26. The process of claim 19, wherein the ceramic particles are in a ionic conductive oxide selected among Ceria (CeO2), Zirconia (ZrO2), stabilized ceria (Gd2O3 between 3 and 10 mol % in Ceria) and zirconia (Y2O3 between 3 and 10 mol % in zirconia) and mixed oxides of the formula (I):

Ce(1-x)ZrxO(2-δ)  (I),

wherein 0<x<1 and δ ensures the electrical neutrality of the oxide, or doped mixed oxides of the formula (II): Ce(1-x-y)ZrxDyO2-δ  (II),

wherein D is selected from Magnesium (Mg), Yttrium (Y), Strontium (Sr), Lanthanum (La), Presidium (Pr), Samarium (Sm), Gadolinium (Gd), Erbium (Er) or Ytterbium (Yb); wherein 0<x<1, 0<y<0;5 and δ ensures the electrical neutrality of the oxide.
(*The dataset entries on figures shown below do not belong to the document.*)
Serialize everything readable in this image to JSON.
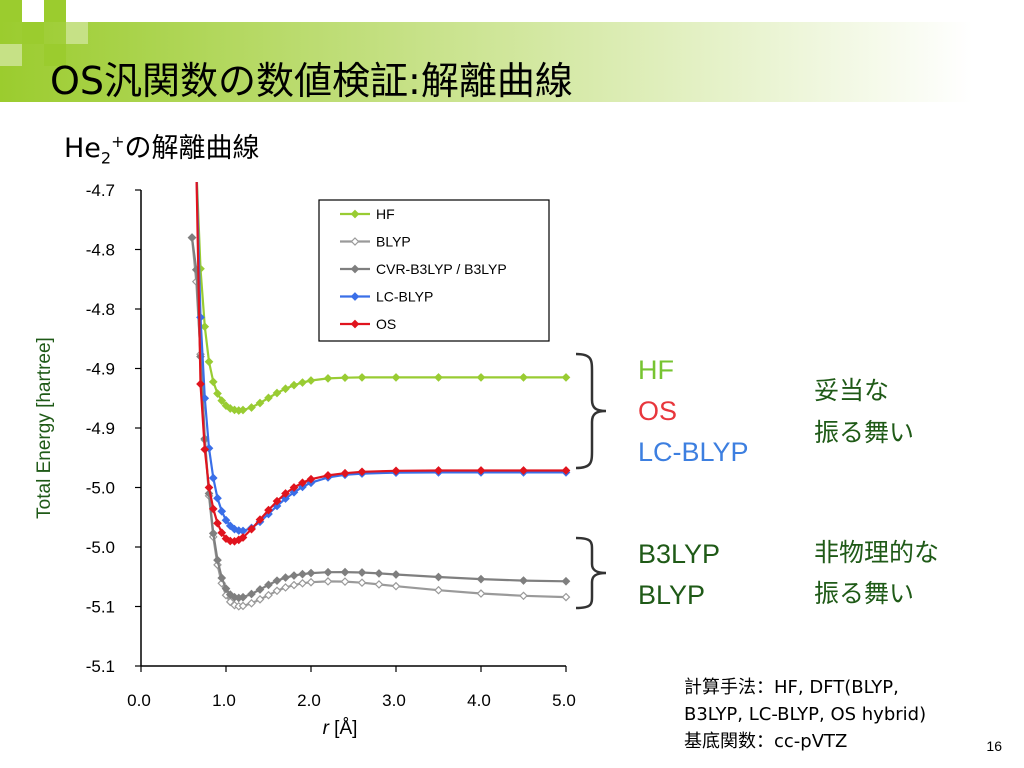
{
  "slide": {
    "title": "OS汎関数の数値検証:解離曲線",
    "subtitle": {
      "main": "He",
      "sub": "2",
      "sup": "+",
      "rest": "の解離曲線"
    },
    "page_number": "16"
  },
  "colors": {
    "hf": "#99cc33",
    "blyp": "#9a9a9a",
    "cvr": "#7f7f7f",
    "lc": "#3a6fe8",
    "os": "#e0141e",
    "note_green": "#1f5a17",
    "accent_green": "#6eb52e"
  },
  "annotations": {
    "group1": {
      "labels": [
        {
          "text": "HF",
          "color": "#77c431"
        },
        {
          "text": "OS",
          "color": "#e8363c"
        },
        {
          "text": "LC-BLYP",
          "color": "#3d7fe0"
        }
      ],
      "note": [
        "妥当な",
        "振る舞い"
      ]
    },
    "group2": {
      "labels": [
        {
          "text": "B3LYP",
          "color": "#1f5a17"
        },
        {
          "text": "BLYP",
          "color": "#1f5a17"
        }
      ],
      "note": [
        "非物理的な",
        "振る舞い"
      ]
    }
  },
  "method_note": [
    "計算手法：HF, DFT(BLYP,",
    "B3LYP, LC-BLYP, OS hybrid)",
    "基底関数：cc-pVTZ"
  ],
  "chart_data": {
    "type": "line",
    "xlabel_italic": "r",
    "xlabel_rest": " [Å]",
    "ylabel": "Total Energy [hartree]",
    "xlim": [
      0.0,
      5.0
    ],
    "ylim": [
      -5.12,
      -4.72
    ],
    "x_ticks": [
      "0.0",
      "1.0",
      "2.0",
      "3.0",
      "4.0",
      "5.0"
    ],
    "y_tick_labels": [
      "-4.7",
      "-4.8",
      "-4.8",
      "-4.9",
      "-4.9",
      "-5.0",
      "-5.0",
      "-5.1",
      "-5.1"
    ],
    "legend_position": "top-right",
    "series": [
      {
        "name": "HF",
        "marker": "filled-diamond",
        "color": "#99cc33",
        "x": [
          0.65,
          0.7,
          0.75,
          0.8,
          0.85,
          0.9,
          0.95,
          1.0,
          1.05,
          1.1,
          1.15,
          1.2,
          1.3,
          1.4,
          1.5,
          1.6,
          1.7,
          1.8,
          1.9,
          2.0,
          2.2,
          2.4,
          2.6,
          3.0,
          3.5,
          4.0,
          4.5,
          5.0
        ],
        "y": [
          -4.7,
          -4.7862,
          -4.8348,
          -4.8643,
          -4.8812,
          -4.891,
          -4.897,
          -4.9012,
          -4.9036,
          -4.9048,
          -4.9053,
          -4.9049,
          -4.9028,
          -4.899,
          -4.8947,
          -4.8906,
          -4.887,
          -4.884,
          -4.8818,
          -4.8801,
          -4.8783,
          -4.8777,
          -4.8775,
          -4.8775,
          -4.8775,
          -4.8775,
          -4.8775,
          -4.8775
        ]
      },
      {
        "name": "BLYP",
        "marker": "open-diamond",
        "color": "#9a9a9a",
        "x": [
          0.6,
          0.65,
          0.7,
          0.75,
          0.8,
          0.85,
          0.9,
          0.95,
          1.0,
          1.05,
          1.1,
          1.15,
          1.2,
          1.3,
          1.4,
          1.5,
          1.6,
          1.7,
          1.8,
          1.9,
          2.0,
          2.2,
          2.4,
          2.6,
          2.8,
          3.0,
          3.5,
          4.0,
          4.5,
          5.0
        ],
        "y": [
          -4.76,
          -4.797,
          -4.858,
          -4.93,
          -4.977,
          -5.0115,
          -5.035,
          -5.0505,
          -5.0605,
          -5.0661,
          -5.0689,
          -5.0698,
          -5.0695,
          -5.0673,
          -5.064,
          -5.0605,
          -5.0568,
          -5.054,
          -5.052,
          -5.0505,
          -5.0496,
          -5.0489,
          -5.0491,
          -5.05,
          -5.0514,
          -5.0529,
          -5.0563,
          -5.0591,
          -5.061,
          -5.0621
        ]
      },
      {
        "name": "CVR-B3LYP / B3LYP",
        "marker": "filled-diamond",
        "color": "#7f7f7f",
        "x": [
          0.6,
          0.65,
          0.7,
          0.75,
          0.8,
          0.85,
          0.9,
          0.95,
          1.0,
          1.05,
          1.1,
          1.15,
          1.2,
          1.3,
          1.4,
          1.5,
          1.6,
          1.7,
          1.8,
          1.9,
          2.0,
          2.2,
          2.4,
          2.6,
          2.8,
          3.0,
          3.5,
          4.0,
          4.5,
          5.0
        ],
        "y": [
          -4.76,
          -4.787,
          -4.86,
          -4.929,
          -4.975,
          -5.0085,
          -5.031,
          -5.046,
          -5.055,
          -5.06,
          -5.0622,
          -5.0628,
          -5.0622,
          -5.0595,
          -5.0557,
          -5.0518,
          -5.0483,
          -5.0457,
          -5.044,
          -5.0428,
          -5.0419,
          -5.0412,
          -5.0411,
          -5.0414,
          -5.0422,
          -5.0431,
          -5.0452,
          -5.047,
          -5.0482,
          -5.0488
        ]
      },
      {
        "name": "LC-BLYP",
        "marker": "filled-diamond",
        "color": "#3a6fe8",
        "x": [
          0.65,
          0.7,
          0.75,
          0.8,
          0.85,
          0.9,
          0.95,
          1.0,
          1.05,
          1.1,
          1.15,
          1.2,
          1.3,
          1.4,
          1.5,
          1.6,
          1.7,
          1.8,
          1.9,
          2.0,
          2.2,
          2.4,
          2.6,
          3.0,
          3.5,
          4.0,
          4.5,
          5.0
        ],
        "y": [
          -4.7,
          -4.827,
          -4.895,
          -4.937,
          -4.962,
          -4.979,
          -4.99,
          -4.9975,
          -5.0022,
          -5.005,
          -5.0062,
          -5.0065,
          -5.004,
          -4.9988,
          -4.9923,
          -4.9855,
          -4.9793,
          -4.974,
          -4.9695,
          -4.966,
          -4.9615,
          -4.9593,
          -4.9583,
          -4.9575,
          -4.9573,
          -4.9573,
          -4.9573,
          -4.9573
        ]
      },
      {
        "name": "OS",
        "marker": "filled-diamond",
        "color": "#e0141e",
        "x": [
          0.65,
          0.7,
          0.75,
          0.8,
          0.85,
          0.9,
          0.95,
          1.0,
          1.05,
          1.1,
          1.15,
          1.2,
          1.3,
          1.4,
          1.5,
          1.6,
          1.7,
          1.8,
          1.9,
          2.0,
          2.2,
          2.4,
          2.6,
          3.0,
          3.5,
          4.0,
          4.5,
          5.0
        ],
        "y": [
          -4.7,
          -4.883,
          -4.938,
          -4.97,
          -4.988,
          -5.0,
          -5.008,
          -5.013,
          -5.015,
          -5.0152,
          -5.014,
          -5.012,
          -5.005,
          -4.997,
          -4.989,
          -4.9815,
          -4.975,
          -4.97,
          -4.966,
          -4.963,
          -4.9598,
          -4.958,
          -4.9568,
          -4.956,
          -4.9557,
          -4.9557,
          -4.9557,
          -4.9557
        ]
      }
    ]
  }
}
27. The process of claim 26, wherein the ceramic particles includes an catalytic active phase based selected from Ruthenium (Ru), Rhodium (Rh), Palladium (Pd), Rhenium (Re), Osmium (Os), Iridium (Ir) Platinum (Pt) or combinations thereof.

28. The process of claim 24, wherein the ceramic particles includes an catalytic active phase based selected from Nickel (Ni), Cobalt (Co), Copper (Cu), Iron (Fe), Chromium (Cr) and/or noble metal(s) selected from Rh, Pt, Pd, or combinations thereof.

29. A ceramic foam with constant porosity and a longitudinal and/or radial, continuous concentration gradient of catalytic active(s) phase(s) obtained by the process of claim 19.

30. A metallic foam with constant porosity and a longitudinal and/or radial, continuous concentration gradient of catalytic active(s) phase(s).

31. The use of the ceramic or metallic foam of claim 29 in heterogeneous catalysis.

32. The use of ceramic or metallic foam of claim 29, as a catalytic active bed in hydrocarbons Steam Reforming, hydrocarbons catalytic partial oxidation, hydrocarbons dry reforming, water-gas-shift reaction, methanol production, methanol transformations, or oxidative reactions.